Given a good-quality bean, roasting is probably the single most important factor influencing the flavor of coffee. The most significant variable is degree, or darkness, of roast. The longer the coffee is held in the roaster and/or the higher the roasting temperature, the darker the bean. The darker the bean, the more tangy and bittersweet the flavor.
Returning to terminology, coffee drinkers are so habitual that entire nations march from coffee initiation to grave knowing only one style of roast. This uniformity accounts for the popular terminology for describing roasts: French roast, usually the darkest; Italian roast, a little less dark; and Viennese or light French, only slightly darker than the traditional American norm.

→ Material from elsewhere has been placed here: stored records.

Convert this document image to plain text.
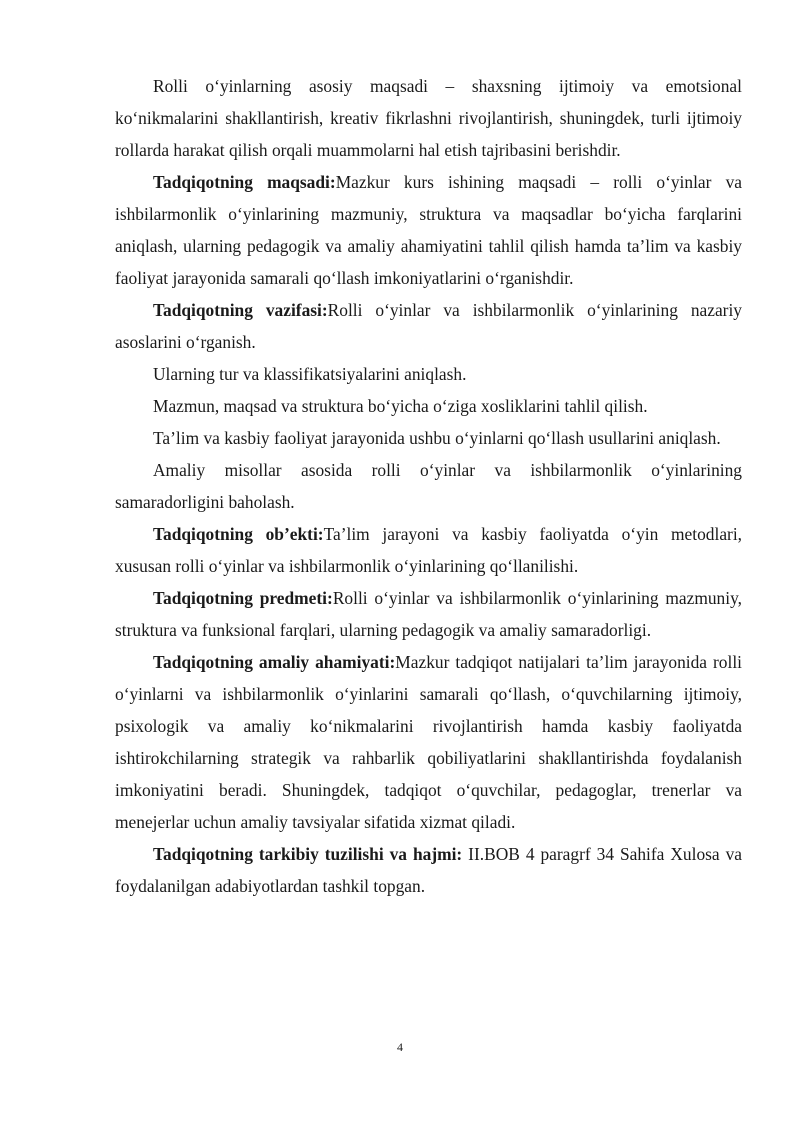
Rolli o‘yinlarning asosiy maqsadi – shaxsning ijtimoiy va emotsional ko‘nikmalarini shakllantirish, kreativ fikrlashni rivojlantirish, shuningdek, turli ijtimoiy rollarda harakat qilish orqali muammolarni hal etish tajribasini berishdir.

Tadqiqotning maqsadi:Mazkur kurs ishining maqsadi – rolli o‘yinlar va ishbilarmonlik o‘yinlarining mazmuniy, struktura va maqsadlar bo‘yicha farqlarini aniqlash, ularning pedagogik va amaliy ahamiyatini tahlil qilish hamda ta’lim va kasbiy faoliyat jarayonida samarali qo‘llash imkoniyatlarini o‘rganishdir.

Tadqiqotning vazifasi:Rolli o‘yinlar va ishbilarmonlik o‘yinlarining nazariy asoslarini o‘rganish.

Ularning tur va klassifikatsiyalarini aniqlash.

Mazmun, maqsad va struktura bo‘yicha o‘ziga xosliklarini tahlil qilish.

Ta’lim va kasbiy faoliyat jarayonida ushbu o‘yinlarni qo‘llash usullarini aniqlash.

Amaliy misollar asosida rolli o‘yinlar va ishbilarmonlik o‘yinlarining samaradorligini baholash.

Tadqiqotning ob’ekti:Ta’lim jarayoni va kasbiy faoliyatda o‘yin metodlari, xususan rolli o‘yinlar va ishbilarmonlik o‘yinlarining qo‘llanilishi.

Tadqiqotning predmeti:Rolli o‘yinlar va ishbilarmonlik o‘yinlarining mazmuniy, struktura va funksional farqlari, ularning pedagogik va amaliy samaradorligi.

Tadqiqotning amaliy ahamiyati:Mazkur tadqiqot natijalari ta’lim jarayonida rolli o‘yinlarni va ishbilarmonlik o‘yinlarini samarali qo‘llash, o‘quvchilarning ijtimoiy, psixologik va amaliy ko‘nikmalarini rivojlantirish hamda kasbiy faoliyatda ishtirokchilarning strategik va rahbarlik qobiliyatlarini shakllantirishda foydalanish imkoniyatini beradi. Shuningdek, tadqiqot o‘quvchilar, pedagoglar, trenerlar va menejerlar uchun amaliy tavsiyalar sifatida xizmat qiladi.

Tadqiqotning tarkibiy tuzilishi va hajmi: II.BOB 4 paragrf 34 Sahifa Xulosa va foydalanilgan adabiyotlardan tashkil topgan.

4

This assigning of national names to coffee roasts is a bit arbitrary, but has some basis in fact. French roasters, particularly those in parts of Northern France, do roast coffee very darkly, justifying the epithet French for the very darkest roast style. And, very generally, southern Europeans roast their coffee darker than northern Europeans. I will leave the question of whether darkness of roast correlates to the relative intensity of nocturnal habits among the various nations of coffee drinkers to those who may want to consider the issue over their second cup of dark-roast coffee.
However, the "standard" roast against which the French and Italian roasts of America are implicitly measured varies both by region and by roaster. Berkeley-based Peet’s Coffee & Tea, which initiated the current American fashion for very dark roasting, brings all of its coffee to an extremely dark degree of roast. Consequently, the "regular" Peet’s roast is far darker than many other roasters’ French roasts. Traditionally, the American West Coast prefers a darker roast standard than the East Coast, with the Midwest appropriately somewhere between. Some of the darkest roasting in the world goes on in the American Southwest.
The success of Starbucks with its darker roast style has, in part, altered this regional pattern. Many newer roasting companies, regardless of region, are now attempting to imitate the original Starbucks dark-roasting style. Unfortunately, many of these newcomers tend to be clumsy in their imitation, resulting in dried-out, burned coffees. Meanwhile, Starbucks itself has pulled back from its original dark-roasting position. And, being Starbucks, has come up with its own copyrighted terms for various degrees of roast as they interact with the coffees being roasted. In Starbucks-speak, 2000 edition, a traditional American medium roast is Milder Dimensions; a slightly darker roast Lively Impressions; a moderately dark roast Rich Traditions, and a dark roast Bold Expressions.
The Specialty Coffee Association of America (SCAA) has gone in the opposite naming direction from the fanciful route taken by the Starbucks’ publicists. The SCAA has promulgated a straightforward, no-nonsense set of terminology for roast and related that terminology to objective, instrument-determined criteria for degree of roast. The SCAA terminology, which is as practical as a Volvo station wagon (and about as exciting), runs from Light Brown for the lightest roast, through Medium Brown for the middle of the range, to Very Dark Brown for the darkest, with various intermediate stages defined by inspiring terms like Light-Medium Brown and Moderately Dark Brown. Despite its blunt simplicity, the SCAA system probably gives the specialty coffee buyer the clearest available set of guidelines for describing roast.
The only way to really understand roast is to associate flavor with the color and appearance of the bean rather than with name alone.